Is there a place here you return to often?

Cineteca Nacional, a place that allows you to coexist in several films, laughing in one hall after crying in another; blooming into a complexity of being, watered by wine in La Chicha Bar.

This film city is an extraordinary project for cinema from all over the world. I discovered new heroes and admired old ones there. Come for a film, think about it over a glass of wine, decide to stay for another one, or simply stay stuck and watch one film after another just because it’s the rainy season, and the city lives its daily inundation and you want to wait a bit longer to get wet, because you surely will. Meet strangers passionate about the same directors as you and exchange a complex smile with them. Then go home with the program scanned in your mind and spend the next few days obsessing and going back.

Is there an iconic literary place we should know?

An iconic street that sells old writing machines in the historical center of the city. The first time you walk through it, you might believe you were once a writer and try to remember what you might have written.

Are there hidden cities within this city that have intrigued or seduced you?

Mexico City is divided into floors. Into colors. A hidden city is the escalator between them, that fracture of the city. Seduction is the balancing of the steps when entering that fracture.
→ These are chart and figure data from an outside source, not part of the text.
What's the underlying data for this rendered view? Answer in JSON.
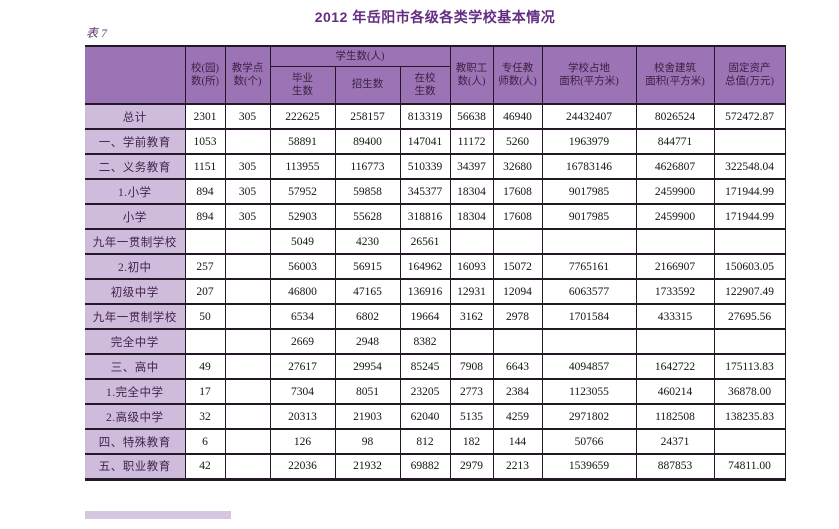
{
  "page": {
    "title": "2012 年岳阳市各级各类学校基本情况",
    "table_label": "表 7"
  },
  "colors": {
    "header_bg": "#9c74b6",
    "label_bg": "#cfbbdc",
    "title_color": "#632e82",
    "border": "#241726"
  },
  "table": {
    "header": {
      "col_school_count": "校(园)\n数(所)",
      "col_teaching_points": "教学点\n数(个)",
      "group_students": "学生数(人)",
      "col_graduates": "毕业\n生数",
      "col_enrolled": "招生数",
      "col_current_students": "在校\n生数",
      "col_staff": "教职工\n数(人)",
      "col_fulltime_teachers": "专任教\n师数(人)",
      "col_land_area": "学校占地\n面积(平方米)",
      "col_building_area": "校舍建筑\n面积(平方米)",
      "col_fixed_assets": "固定资产\n总值(万元)"
    },
    "rows": [
      {
        "label": "总计",
        "cells": [
          "2301",
          "305",
          "222625",
          "258157",
          "813319",
          "56638",
          "46940",
          "24432407",
          "8026524",
          "572472.87"
        ]
      },
      {
        "label": "一、学前教育",
        "cells": [
          "1053",
          "",
          "58891",
          "89400",
          "147041",
          "11172",
          "5260",
          "1963979",
          "844771",
          ""
        ]
      },
      {
        "label": "二、义务教育",
        "cells": [
          "1151",
          "305",
          "113955",
          "116773",
          "510339",
          "34397",
          "32680",
          "16783146",
          "4626807",
          "322548.04"
        ]
      },
      {
        "label": "1.小学",
        "cells": [
          "894",
          "305",
          "57952",
          "59858",
          "345377",
          "18304",
          "17608",
          "9017985",
          "2459900",
          "171944.99"
        ]
      },
      {
        "label": "小学",
        "cells": [
          "894",
          "305",
          "52903",
          "55628",
          "318816",
          "18304",
          "17608",
          "9017985",
          "2459900",
          "171944.99"
        ]
      },
      {
        "label": "九年一贯制学校",
        "cells": [
          "",
          "",
          "5049",
          "4230",
          "26561",
          "",
          "",
          "",
          "",
          ""
        ]
      },
      {
        "label": "2.初中",
        "cells": [
          "257",
          "",
          "56003",
          "56915",
          "164962",
          "16093",
          "15072",
          "7765161",
          "2166907",
          "150603.05"
        ]
      },
      {
        "label": "初级中学",
        "cells": [
          "207",
          "",
          "46800",
          "47165",
          "136916",
          "12931",
          "12094",
          "6063577",
          "1733592",
          "122907.49"
        ]
      },
      {
        "label": "九年一贯制学校",
        "cells": [
          "50",
          "",
          "6534",
          "6802",
          "19664",
          "3162",
          "2978",
          "1701584",
          "433315",
          "27695.56"
        ]
      },
      {
        "label": "完全中学",
        "cells": [
          "",
          "",
          "2669",
          "2948",
          "8382",
          "",
          "",
          "",
          "",
          ""
        ]
      },
      {
        "label": "三、高中",
        "cells": [
          "49",
          "",
          "27617",
          "29954",
          "85245",
          "7908",
          "6643",
          "4094857",
          "1642722",
          "175113.83"
        ]
      },
      {
        "label": "1.完全中学",
        "cells": [
          "17",
          "",
          "7304",
          "8051",
          "23205",
          "2773",
          "2384",
          "1123055",
          "460214",
          "36878.00"
        ]
      },
      {
        "label": "2.高级中学",
        "cells": [
          "32",
          "",
          "20313",
          "21903",
          "62040",
          "5135",
          "4259",
          "2971802",
          "1182508",
          "138235.83"
        ]
      },
      {
        "label": "四、特殊教育",
        "cells": [
          "6",
          "",
          "126",
          "98",
          "812",
          "182",
          "144",
          "50766",
          "24371",
          ""
        ]
      },
      {
        "label": "五、职业教育",
        "cells": [
          "42",
          "",
          "22036",
          "21932",
          "69882",
          "2979",
          "2213",
          "1539659",
          "887853",
          "74811.00"
        ]
      }
    ]
  }
}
There is a contradiction in every idea, every floor gives you another perspective.

Where does passion live here?

In walking through different époques of the city through different neighborhoods with their own lifestyle; in walking through the language.

What is the title of one of your works about Mexico City and what inspired it exactly?

El Problema Principal, my first book: ahorita—never—language as a character—coexisting in different languages—looking for roots / my root in the language—countries living within themselves.

It came to my mind that there might be a revolution happening in the meaning of the words.

Inspired by Levi, “Outside Mexico City does an outside exist?”

If outside is the province of the State of Mexico, then it’s the opposite of Levi’s outside. In the State of Mexico, your life is in danger just like in Levi’s inside. The palpitating fragility of existing is felt more intensely outside of Mexico City. But you can also feel outside of the city inside in neglected parts so deeply inside of the city that you won’t dare go that deep.

Lucia Duero is a Slovak-born writer and literary translator residing in Mexico City. Her work has been published in numerous magazines in Slovakia, the Czech Republic, Latin America, and the United States. Her translation of Luljeta Lleshanaku’s Lunes en Siete Días (Olifante, 2017) into Spanish won the II Marcelo Reyes Translation Award. Her first poetic novel, El Problema Principal (The Principal Problem), is forthcoming in Madrid in 2017, and her second book, Orfeo en Quince Fragmentos (Orpheus in Fifteen Fragments), will appear in Mexico City in November 2017.